Pourquoi le problème s'aggrave
L'aire de répartition géographique des tiques porteuses de maladies s'est considérablement étendue. Selon les données du CDC, le nombre de comtés américains classés comme ayant une forte incidence de la maladie de Lyme a augmenté de plus de 300 % dans les États du nord-est et d'environ 250 % dans les États du centre-nord au cours des deux dernières décennies.
Le changement climatique est un facteur déterminant. Des hivers plus chauds signifient que moins de tiques meurent pendant les mois froids, ce qui augmente les populations globales. Des automnes plus longs et des printemps plus précoces prolongent la saison d'alimentation active. Pendant ce temps, la fragmentation de l'habitat pousse les cerfs et les souris à pattes blanches, principaux hôtes du cycle de vie des tiques, à entrer en contact plus étroit avec les communautés humaines. Une recherche publiée dans Frontiers in Cellular and Infection Biology confirme que la hausse des températures permet aux espèces de tiques de coloniser des latitudes plus élevées, auparavant trop froides pour leur survie.
Comment se protéger
La prévention repose sur trois stratégies : l'évitement, les répulsifs et le retrait rapide.

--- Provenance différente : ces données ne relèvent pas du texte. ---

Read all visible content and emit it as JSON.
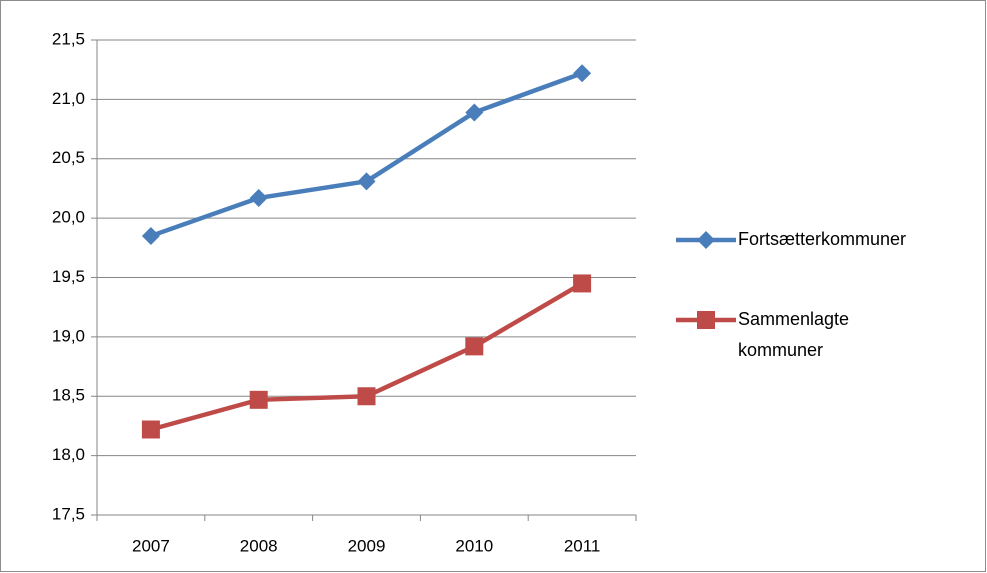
{
  "chart_data": {
    "type": "line",
    "categories": [
      "2007",
      "2008",
      "2009",
      "2010",
      "2011"
    ],
    "series": [
      {
        "name": "Fortsætterkommuner",
        "color": "#4a7ebb",
        "marker": "diamond",
        "values": [
          19.85,
          20.17,
          20.31,
          20.89,
          21.22
        ]
      },
      {
        "name": "Sammenlagte kommuner",
        "color": "#be4b48",
        "marker": "square",
        "values": [
          18.22,
          18.47,
          18.5,
          18.92,
          19.45
        ]
      }
    ],
    "ylim": [
      17.5,
      21.5
    ],
    "yticks": [
      {
        "value": 17.5,
        "label": "17,5"
      },
      {
        "value": 18.0,
        "label": "18,0"
      },
      {
        "value": 18.5,
        "label": "18,5"
      },
      {
        "value": 19.0,
        "label": "19,0"
      },
      {
        "value": 19.5,
        "label": "19,5"
      },
      {
        "value": 20.0,
        "label": "20,0"
      },
      {
        "value": 20.5,
        "label": "20,5"
      },
      {
        "value": 21.0,
        "label": "21,0"
      },
      {
        "value": 21.5,
        "label": "21,5"
      }
    ],
    "grid": true,
    "legend": "right"
  }
}
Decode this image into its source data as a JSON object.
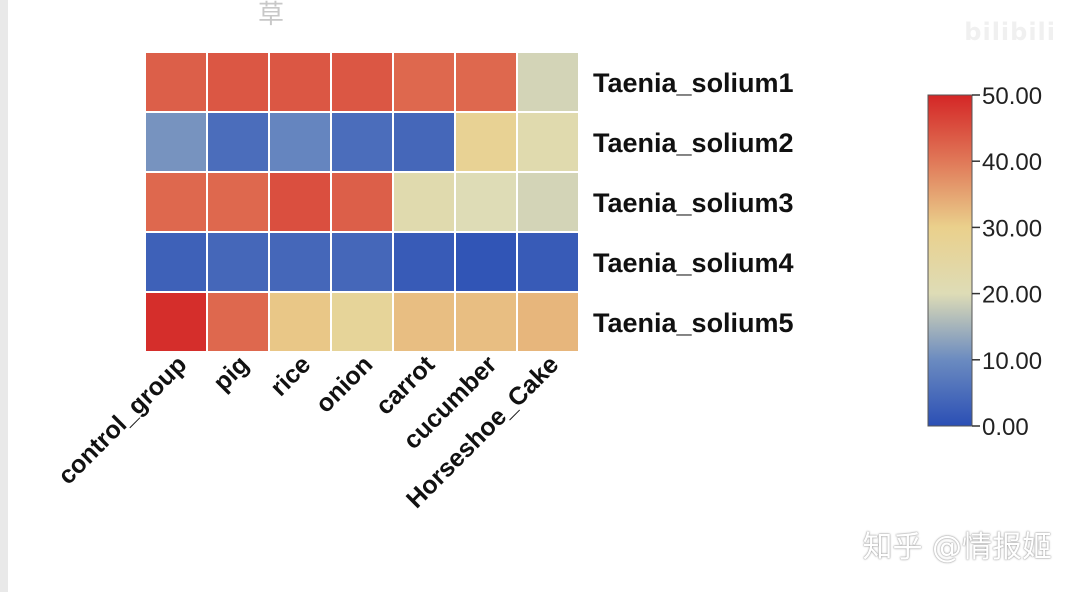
{
  "chart_data": {
    "type": "heatmap",
    "columns": [
      "control_group",
      "pig",
      "rice",
      "onion",
      "carrot",
      "cucumber",
      "Horseshoe_Cake"
    ],
    "rows": [
      "Taenia_solium1",
      "Taenia_solium2",
      "Taenia_solium3",
      "Taenia_solium4",
      "Taenia_solium5"
    ],
    "values": [
      [
        43,
        44,
        44,
        44,
        42,
        42,
        19
      ],
      [
        11,
        5,
        9,
        5,
        4,
        28,
        22
      ],
      [
        42,
        42,
        45,
        43,
        22,
        20,
        19
      ],
      [
        3,
        4,
        4,
        4,
        2,
        1,
        2
      ],
      [
        49,
        42,
        31,
        27,
        32,
        32,
        33
      ]
    ],
    "colorbar": {
      "min": 0,
      "max": 50,
      "ticks": [
        "0.00",
        "10.00",
        "20.00",
        "30.00",
        "40.00",
        "50.00"
      ],
      "colors": [
        "#2b4fb5",
        "#6b8bc0",
        "#dedcb6",
        "#ead08c",
        "#e07858",
        "#d42626"
      ]
    }
  },
  "overlay": {
    "top_glyph": "草",
    "watermark_top": "bilibili",
    "watermark_bottom": "知乎 @情报姬"
  }
}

- Portez des vêtements de couleur claire avec des manches longues et un pantalon rentré dans les chaussettes lorsque vous faites de la randonnée ou que vous travaillez dans des zones herbeuses ou boisées
- Utilisez un répulsif à base de DEET sur la peau exposée et traitez les vêtements avec de la perméthrine à 0,5 %, qui tue les tiques au contact
- Effectuez des vérifications complètes du corps pour détecter les tiques après avoir passé du temps à l'extérieur, en portant une attention particulière au cuir chevelu, aux aisselles et à l'aine
- Passez les vêtements au sèche-linge à haute température pendant au moins 15 minutes après être rentré à l'intérieur
Si vous trouvez une tique attachée, utilisez une pince à épiler à pointe fine pour la saisir le plus près possible de la peau et tirez vers le haut avec une pression constante. Ne tournez pas, n'écrasez pas et n'appliquez pas de substances comme du vernis à ongles ou de la vaseline, car cela pourrait faire régurgiter à la tique des fluides infectés dans la plaie. Nettoyez la zone avec de l'alcool à friction ou de l'eau et du savon, et surveillez les symptômes, en particulier l'éruption rouge en forme de « cible » caractéristique, au cours des deux semaines suivantes.
Avec l'expansion des populations de tiques et l'émergence de nouveaux agents pathogènes, la sensibilisation et les précautions simples restent la défense la plus efficace contre un groupe de maladies qui, si elles ne sont pas contrôlées, peuvent causer des dommages durables.